Great article, thanks for the link - I wish it was in the weekly paper, more people would read it.I have bought pink Moccona coffee recently. Because I wanted that particular blend, not because I wanted to support breast cancer research. The whole exercise is dangerously close to saturation point.Also not everyone is a 'girl', nor do they stay home with their friends, do they. Tsk, so exclusive.
Thanks for putting up the link, Pav. The worst thing I've seen, I think, is the promotion that says bring in a 'pre-loved' bra; and the shop will donate a dollar to the cause and deliver your old bra to the salvation army. How abject is that?Or, the pink ribbons festooned over the supermarket entrance, with a white halo suspended amongst them. Shudder.Babelbabe is right that the whole thing is uneasy-making. No one wants to be seen as against breast-cancer awareness. But I say, if they want us to be consumers, then let's at least be discriminating ones...
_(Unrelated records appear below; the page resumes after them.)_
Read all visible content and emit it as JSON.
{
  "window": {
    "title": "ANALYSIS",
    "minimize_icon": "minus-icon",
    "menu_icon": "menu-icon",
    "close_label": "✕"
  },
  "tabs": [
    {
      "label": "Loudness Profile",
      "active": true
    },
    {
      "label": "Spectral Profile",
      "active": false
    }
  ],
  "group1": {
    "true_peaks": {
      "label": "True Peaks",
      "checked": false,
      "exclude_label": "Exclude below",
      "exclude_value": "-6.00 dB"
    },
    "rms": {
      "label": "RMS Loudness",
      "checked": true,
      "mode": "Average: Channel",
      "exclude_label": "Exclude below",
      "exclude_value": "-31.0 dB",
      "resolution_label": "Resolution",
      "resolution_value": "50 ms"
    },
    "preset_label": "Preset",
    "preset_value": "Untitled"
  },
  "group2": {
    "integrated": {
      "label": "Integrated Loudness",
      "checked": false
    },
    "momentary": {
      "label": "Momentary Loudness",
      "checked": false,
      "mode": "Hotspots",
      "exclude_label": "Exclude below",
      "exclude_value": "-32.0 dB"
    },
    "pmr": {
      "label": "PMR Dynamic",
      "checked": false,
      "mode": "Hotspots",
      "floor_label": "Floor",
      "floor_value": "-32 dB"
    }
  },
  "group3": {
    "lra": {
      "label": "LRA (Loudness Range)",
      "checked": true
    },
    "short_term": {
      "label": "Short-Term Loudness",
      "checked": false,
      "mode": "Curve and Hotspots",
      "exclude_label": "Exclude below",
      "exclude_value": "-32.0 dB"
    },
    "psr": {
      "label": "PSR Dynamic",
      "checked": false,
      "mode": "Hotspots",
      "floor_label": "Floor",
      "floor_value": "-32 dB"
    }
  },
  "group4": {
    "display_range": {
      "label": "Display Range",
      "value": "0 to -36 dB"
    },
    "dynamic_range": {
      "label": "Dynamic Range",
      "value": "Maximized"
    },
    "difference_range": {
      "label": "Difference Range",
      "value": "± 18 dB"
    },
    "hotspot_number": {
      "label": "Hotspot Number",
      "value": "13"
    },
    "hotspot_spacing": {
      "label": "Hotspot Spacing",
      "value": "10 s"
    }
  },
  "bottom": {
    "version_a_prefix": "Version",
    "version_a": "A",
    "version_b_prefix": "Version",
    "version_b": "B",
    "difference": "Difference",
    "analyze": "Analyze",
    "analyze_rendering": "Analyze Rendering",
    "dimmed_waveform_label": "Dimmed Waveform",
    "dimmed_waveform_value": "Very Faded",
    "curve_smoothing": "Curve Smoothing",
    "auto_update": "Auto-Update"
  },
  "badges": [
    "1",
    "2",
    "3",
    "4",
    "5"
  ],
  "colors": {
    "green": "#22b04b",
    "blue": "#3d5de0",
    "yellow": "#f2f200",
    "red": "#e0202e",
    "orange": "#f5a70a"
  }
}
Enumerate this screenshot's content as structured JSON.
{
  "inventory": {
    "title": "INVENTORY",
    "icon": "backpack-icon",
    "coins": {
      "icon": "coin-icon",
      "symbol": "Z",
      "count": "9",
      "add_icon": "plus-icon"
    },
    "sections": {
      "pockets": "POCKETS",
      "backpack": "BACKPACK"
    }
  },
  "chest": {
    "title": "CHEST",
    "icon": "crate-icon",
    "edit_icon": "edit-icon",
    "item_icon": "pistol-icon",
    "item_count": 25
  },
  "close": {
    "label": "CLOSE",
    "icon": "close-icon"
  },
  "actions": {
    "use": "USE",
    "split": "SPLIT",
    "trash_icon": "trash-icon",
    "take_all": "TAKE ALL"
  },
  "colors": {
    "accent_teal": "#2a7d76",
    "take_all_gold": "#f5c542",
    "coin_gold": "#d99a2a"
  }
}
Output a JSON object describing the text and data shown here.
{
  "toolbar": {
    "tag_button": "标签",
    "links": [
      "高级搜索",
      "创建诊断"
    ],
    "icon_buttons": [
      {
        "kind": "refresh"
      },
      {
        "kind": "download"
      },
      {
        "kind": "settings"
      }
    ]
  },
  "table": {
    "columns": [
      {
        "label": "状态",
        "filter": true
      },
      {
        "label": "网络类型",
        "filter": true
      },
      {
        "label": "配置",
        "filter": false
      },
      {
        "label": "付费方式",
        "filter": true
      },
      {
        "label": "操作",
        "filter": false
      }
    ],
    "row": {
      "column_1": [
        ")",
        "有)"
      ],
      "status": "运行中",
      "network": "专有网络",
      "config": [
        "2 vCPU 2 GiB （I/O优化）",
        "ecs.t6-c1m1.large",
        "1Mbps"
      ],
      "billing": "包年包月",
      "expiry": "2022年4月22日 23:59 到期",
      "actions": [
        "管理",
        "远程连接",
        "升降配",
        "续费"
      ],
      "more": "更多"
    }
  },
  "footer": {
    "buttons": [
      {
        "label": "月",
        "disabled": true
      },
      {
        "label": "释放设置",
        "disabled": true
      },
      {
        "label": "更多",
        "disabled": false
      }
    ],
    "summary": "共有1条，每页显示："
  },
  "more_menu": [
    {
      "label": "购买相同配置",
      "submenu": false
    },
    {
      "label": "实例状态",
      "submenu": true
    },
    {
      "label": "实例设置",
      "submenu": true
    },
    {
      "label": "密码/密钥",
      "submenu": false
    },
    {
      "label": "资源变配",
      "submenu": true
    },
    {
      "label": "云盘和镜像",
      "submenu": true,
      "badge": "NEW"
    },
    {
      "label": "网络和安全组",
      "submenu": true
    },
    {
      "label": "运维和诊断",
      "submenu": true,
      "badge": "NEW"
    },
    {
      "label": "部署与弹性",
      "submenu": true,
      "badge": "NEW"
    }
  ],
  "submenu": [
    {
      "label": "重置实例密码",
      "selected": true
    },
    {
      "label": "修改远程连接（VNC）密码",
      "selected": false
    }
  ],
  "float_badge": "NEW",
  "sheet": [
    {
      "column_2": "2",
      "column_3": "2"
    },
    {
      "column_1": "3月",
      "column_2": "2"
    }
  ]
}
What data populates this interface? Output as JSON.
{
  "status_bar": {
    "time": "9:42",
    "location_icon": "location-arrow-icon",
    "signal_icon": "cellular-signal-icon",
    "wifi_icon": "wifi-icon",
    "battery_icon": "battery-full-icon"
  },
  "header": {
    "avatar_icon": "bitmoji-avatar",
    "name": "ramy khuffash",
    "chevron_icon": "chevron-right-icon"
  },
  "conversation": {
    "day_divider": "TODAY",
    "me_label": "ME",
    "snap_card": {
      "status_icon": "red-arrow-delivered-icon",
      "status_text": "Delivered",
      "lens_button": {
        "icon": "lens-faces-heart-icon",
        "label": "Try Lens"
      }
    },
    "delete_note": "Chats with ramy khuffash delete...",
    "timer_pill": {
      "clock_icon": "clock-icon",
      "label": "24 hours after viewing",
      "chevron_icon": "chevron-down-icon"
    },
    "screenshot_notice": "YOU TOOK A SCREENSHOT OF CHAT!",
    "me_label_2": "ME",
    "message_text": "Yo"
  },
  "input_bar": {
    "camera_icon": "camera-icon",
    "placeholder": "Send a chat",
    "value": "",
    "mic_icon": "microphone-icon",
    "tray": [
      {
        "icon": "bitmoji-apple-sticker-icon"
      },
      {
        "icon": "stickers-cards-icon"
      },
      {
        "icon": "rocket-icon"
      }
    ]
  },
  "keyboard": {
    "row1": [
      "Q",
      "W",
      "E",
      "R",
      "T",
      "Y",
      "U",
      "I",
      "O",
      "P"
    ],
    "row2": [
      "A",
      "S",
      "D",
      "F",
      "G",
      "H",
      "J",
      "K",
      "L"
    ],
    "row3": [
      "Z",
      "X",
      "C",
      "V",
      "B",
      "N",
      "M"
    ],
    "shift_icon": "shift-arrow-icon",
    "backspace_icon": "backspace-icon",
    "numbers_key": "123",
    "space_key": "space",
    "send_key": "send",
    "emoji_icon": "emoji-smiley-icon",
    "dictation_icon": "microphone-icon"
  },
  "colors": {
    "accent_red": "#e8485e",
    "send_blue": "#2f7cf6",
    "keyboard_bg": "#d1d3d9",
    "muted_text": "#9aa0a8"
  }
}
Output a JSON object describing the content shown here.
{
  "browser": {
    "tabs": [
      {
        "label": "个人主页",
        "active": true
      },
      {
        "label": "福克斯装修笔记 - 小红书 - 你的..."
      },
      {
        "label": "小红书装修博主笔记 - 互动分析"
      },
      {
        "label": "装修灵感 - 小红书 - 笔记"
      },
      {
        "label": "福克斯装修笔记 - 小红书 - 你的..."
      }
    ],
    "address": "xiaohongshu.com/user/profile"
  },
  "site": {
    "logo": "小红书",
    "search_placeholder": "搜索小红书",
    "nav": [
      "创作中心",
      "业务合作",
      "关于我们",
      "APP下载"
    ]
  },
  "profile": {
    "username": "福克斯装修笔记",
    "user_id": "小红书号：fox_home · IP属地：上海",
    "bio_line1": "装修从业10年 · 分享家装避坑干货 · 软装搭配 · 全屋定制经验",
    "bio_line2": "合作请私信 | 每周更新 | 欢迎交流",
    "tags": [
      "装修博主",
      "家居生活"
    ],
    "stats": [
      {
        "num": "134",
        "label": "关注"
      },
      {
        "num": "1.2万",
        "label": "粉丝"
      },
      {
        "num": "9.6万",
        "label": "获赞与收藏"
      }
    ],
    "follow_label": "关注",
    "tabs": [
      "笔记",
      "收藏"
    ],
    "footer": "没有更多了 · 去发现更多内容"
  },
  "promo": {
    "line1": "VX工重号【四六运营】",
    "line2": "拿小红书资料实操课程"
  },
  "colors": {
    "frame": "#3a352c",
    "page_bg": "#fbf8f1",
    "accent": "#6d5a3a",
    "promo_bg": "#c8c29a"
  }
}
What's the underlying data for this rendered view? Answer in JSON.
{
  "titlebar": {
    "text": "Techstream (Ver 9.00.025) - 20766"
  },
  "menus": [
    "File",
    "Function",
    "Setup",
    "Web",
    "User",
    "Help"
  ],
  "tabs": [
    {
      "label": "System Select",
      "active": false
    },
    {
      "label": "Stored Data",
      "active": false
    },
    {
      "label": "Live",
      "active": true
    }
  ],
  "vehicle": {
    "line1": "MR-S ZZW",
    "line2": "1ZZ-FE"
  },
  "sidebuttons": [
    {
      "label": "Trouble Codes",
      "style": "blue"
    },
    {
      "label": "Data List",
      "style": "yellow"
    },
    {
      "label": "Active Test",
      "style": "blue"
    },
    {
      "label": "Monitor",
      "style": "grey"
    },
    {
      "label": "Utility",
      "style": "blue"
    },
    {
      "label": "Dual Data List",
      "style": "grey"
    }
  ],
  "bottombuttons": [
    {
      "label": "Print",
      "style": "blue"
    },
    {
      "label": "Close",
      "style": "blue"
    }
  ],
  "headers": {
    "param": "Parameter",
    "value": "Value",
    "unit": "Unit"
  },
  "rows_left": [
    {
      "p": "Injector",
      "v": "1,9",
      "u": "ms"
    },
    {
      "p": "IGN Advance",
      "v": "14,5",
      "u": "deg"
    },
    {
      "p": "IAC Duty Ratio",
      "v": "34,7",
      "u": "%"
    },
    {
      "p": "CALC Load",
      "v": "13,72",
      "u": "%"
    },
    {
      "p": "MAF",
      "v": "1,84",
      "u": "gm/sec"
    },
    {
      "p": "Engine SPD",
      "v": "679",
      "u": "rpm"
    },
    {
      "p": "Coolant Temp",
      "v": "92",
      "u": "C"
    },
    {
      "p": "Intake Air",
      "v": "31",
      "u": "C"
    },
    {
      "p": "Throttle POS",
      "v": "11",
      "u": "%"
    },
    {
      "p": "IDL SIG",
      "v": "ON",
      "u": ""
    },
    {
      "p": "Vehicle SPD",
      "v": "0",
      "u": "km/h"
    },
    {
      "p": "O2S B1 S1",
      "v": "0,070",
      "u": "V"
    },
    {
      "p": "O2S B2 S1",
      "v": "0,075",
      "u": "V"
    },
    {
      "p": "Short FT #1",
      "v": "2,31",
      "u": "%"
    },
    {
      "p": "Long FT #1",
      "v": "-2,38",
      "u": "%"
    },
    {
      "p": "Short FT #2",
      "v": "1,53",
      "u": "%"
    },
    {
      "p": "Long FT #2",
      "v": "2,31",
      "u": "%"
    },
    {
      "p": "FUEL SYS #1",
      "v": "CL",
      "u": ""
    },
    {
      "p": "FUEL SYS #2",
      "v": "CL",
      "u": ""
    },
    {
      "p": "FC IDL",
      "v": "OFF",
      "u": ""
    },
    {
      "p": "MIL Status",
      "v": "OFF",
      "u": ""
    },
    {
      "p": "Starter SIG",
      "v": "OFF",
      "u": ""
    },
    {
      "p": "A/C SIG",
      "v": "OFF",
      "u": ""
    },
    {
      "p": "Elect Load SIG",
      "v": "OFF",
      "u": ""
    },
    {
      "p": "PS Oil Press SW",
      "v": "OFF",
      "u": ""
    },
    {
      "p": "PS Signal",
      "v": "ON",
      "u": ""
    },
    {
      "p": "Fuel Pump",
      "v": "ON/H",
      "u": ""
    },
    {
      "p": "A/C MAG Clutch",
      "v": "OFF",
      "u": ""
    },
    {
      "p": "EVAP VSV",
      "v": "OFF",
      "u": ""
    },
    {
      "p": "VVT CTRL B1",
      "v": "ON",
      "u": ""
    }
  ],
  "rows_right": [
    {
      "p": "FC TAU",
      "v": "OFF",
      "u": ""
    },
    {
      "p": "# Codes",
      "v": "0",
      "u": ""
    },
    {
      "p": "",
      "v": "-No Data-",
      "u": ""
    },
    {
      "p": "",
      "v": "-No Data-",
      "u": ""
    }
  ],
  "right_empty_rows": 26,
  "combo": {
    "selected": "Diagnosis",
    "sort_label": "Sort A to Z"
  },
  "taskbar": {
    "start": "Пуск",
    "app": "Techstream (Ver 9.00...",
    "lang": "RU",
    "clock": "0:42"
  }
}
Eeek, that promotion is appalling, isn't it. It's vaguely illegal to resell underwear anyhow. I had a very peculiar, though moving moment with a parent from our school who later died from breast cancer - she came over to talk to me and sort bras together while working in the local opshop for the school (which also recycled underpants, eccchhh). Julie was a pretty amazing person though - I have never forgotten her asking me all about my son while we worked. Bloody pinko paper today too. They must have known they were going to do that surely!!
That was a brilliant article, and I thought it tread the line very well - not being against breast cancer awareness, but wanting it to be achieved with a little more dignity and a little less blatant consumerism. I have to say I'm a bit cynical about the whole explosion of pink thing, myself. When it's spawning new brands of Tim Tams (surely raising sales into the bargain) and making people feel warm and fuzzy about buying bottled water, it feels too much like clever marketing. But yes, it's hard to say WHY you feel uneasy about it. Stephanie articulated it brilliantly.